Hi, I'm working on a fiction project set in a rebuilding society 100 years out. It's fairly utopian so people are prioritizing restoring and improving train infrastructure and service pretty significantly. American cities have high speed rail connecting them, and because I'm building this story out of my daydreams, defunct short lines have been returned to service and even rural towns have some kind of passenger train running again.
The opening has the players traveling way out into the boonies, and part of setting up that 'traveling off the edge of the world' feel was having them leave whatever city they begin in by HSR, then take successively cruder public transit until the line just ends short of their destination and they have to figure the rest out on their own.
The second-to-last step in that chain is an electric self-propelled railcar traveling along a restored short line. I think the current doodlebug is a somewhat-recent thing, put together maybe within the last ten years, and probably planned to be temporary when they built it.
So my question now is: how would they build this thing? Would it be easier to convert an existing self-propelled railcar like the Budd RDC? Would it make more sense to start with a regular coach and retrofit in the batteries, motors, control station, pantographs etc?

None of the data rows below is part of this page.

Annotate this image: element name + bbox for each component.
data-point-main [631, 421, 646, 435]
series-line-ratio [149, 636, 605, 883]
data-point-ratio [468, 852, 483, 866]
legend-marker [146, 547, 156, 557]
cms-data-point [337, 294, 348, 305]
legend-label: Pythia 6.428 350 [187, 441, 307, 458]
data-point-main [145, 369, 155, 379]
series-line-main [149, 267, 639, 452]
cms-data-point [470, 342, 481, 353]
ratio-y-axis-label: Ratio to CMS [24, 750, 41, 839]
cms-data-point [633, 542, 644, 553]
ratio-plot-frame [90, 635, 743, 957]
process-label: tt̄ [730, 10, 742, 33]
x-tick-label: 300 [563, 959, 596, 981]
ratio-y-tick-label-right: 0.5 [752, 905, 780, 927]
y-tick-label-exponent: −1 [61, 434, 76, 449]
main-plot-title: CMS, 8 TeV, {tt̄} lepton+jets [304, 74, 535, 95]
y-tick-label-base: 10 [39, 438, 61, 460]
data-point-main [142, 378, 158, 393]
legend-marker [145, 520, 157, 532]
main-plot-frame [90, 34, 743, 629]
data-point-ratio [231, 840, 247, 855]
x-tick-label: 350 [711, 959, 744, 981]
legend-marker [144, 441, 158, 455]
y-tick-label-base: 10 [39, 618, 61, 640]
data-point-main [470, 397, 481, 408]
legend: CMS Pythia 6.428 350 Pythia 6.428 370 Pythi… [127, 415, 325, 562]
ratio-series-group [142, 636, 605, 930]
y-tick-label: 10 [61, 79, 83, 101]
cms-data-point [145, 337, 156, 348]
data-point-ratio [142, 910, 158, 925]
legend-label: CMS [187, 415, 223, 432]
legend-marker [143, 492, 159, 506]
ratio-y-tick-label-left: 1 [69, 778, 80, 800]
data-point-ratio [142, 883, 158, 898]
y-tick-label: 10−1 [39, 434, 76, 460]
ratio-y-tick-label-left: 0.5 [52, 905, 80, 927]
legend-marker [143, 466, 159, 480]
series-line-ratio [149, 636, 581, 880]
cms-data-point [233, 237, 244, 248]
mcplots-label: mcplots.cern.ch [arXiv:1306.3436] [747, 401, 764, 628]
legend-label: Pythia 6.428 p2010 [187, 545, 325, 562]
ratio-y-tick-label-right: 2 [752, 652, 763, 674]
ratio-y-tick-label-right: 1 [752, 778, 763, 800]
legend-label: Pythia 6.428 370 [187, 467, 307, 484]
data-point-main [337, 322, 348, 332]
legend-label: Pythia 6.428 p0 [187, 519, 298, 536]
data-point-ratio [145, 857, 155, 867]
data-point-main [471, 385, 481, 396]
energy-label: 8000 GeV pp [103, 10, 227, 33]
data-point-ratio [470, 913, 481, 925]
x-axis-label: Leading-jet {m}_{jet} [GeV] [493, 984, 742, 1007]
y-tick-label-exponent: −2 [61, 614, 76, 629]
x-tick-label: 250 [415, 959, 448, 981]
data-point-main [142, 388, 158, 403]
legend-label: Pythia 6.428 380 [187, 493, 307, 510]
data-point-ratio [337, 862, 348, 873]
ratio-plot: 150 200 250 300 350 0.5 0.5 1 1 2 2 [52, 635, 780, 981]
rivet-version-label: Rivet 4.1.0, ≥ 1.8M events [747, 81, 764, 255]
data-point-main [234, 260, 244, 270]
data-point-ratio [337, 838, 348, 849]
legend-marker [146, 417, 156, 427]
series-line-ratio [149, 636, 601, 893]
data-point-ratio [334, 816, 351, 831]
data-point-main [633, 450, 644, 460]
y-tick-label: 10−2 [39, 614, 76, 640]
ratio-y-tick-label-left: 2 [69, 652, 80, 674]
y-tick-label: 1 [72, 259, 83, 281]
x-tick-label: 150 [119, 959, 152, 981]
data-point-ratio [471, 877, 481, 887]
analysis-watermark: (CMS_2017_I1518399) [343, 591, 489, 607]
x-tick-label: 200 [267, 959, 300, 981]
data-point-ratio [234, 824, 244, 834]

Or would it make more sense to start from scratch? Maybe use part of an electric bus or similar?
Reuse and salvage play a pretty big role in the story, so I'll probably embellish any option with details about where the parts came from originally.
Thank you for any advice!
Battery electric trains can resolve a lot of the technical conflicts, since a battery averages out power demanded from the electric network. But then you need to figure out the logistics of where trains would charge (eg layover in some towns with good electricity connections) and what the battery capacities might be for your story. If we say batteries are now 10x more efficient in 100 years, then that basically solves most of the difficulties.
But we don't even need the batteries on the train. With such efficient battery technology, it would be entirely feasible to connect to a neighborhood distribution circuit, with a track-side battery that slow-charges from the grid. Then when the train whizzes by, the track-side battery dumps power onto the overhead line, which powers the train.
This latter idea is entirely feasible today but the sheer number of batteries is what makes it impractical or financially impossible. Hence why if batteries became 10x more efficient, then the idea can be implemented.
Phrased another way, to build a trackside battery in 2025 would likely take a lot of skilled engineers to build a structure about the size of one or two houses, then fill it with batteries that hopefully don't explode or catch fire. But in 100 years, the advanced battery tech for a trackside battery could conceivably fit the same capacity into the space of one of those roadside green utility boxes. And that would be a lot easier to install in a fictional future where the country is rebuilding at a grass-roots level, when large-scale coordinated engineering might not be possible.
This is an awesome explanation and I think it feels like a good way forward! I'll read up on bus power draw to make sure but I think we're approaching reasonable - especially if the towns are already setting up battery banks to manage their own power demand.
Thank you again for all your help, I really appreciate it.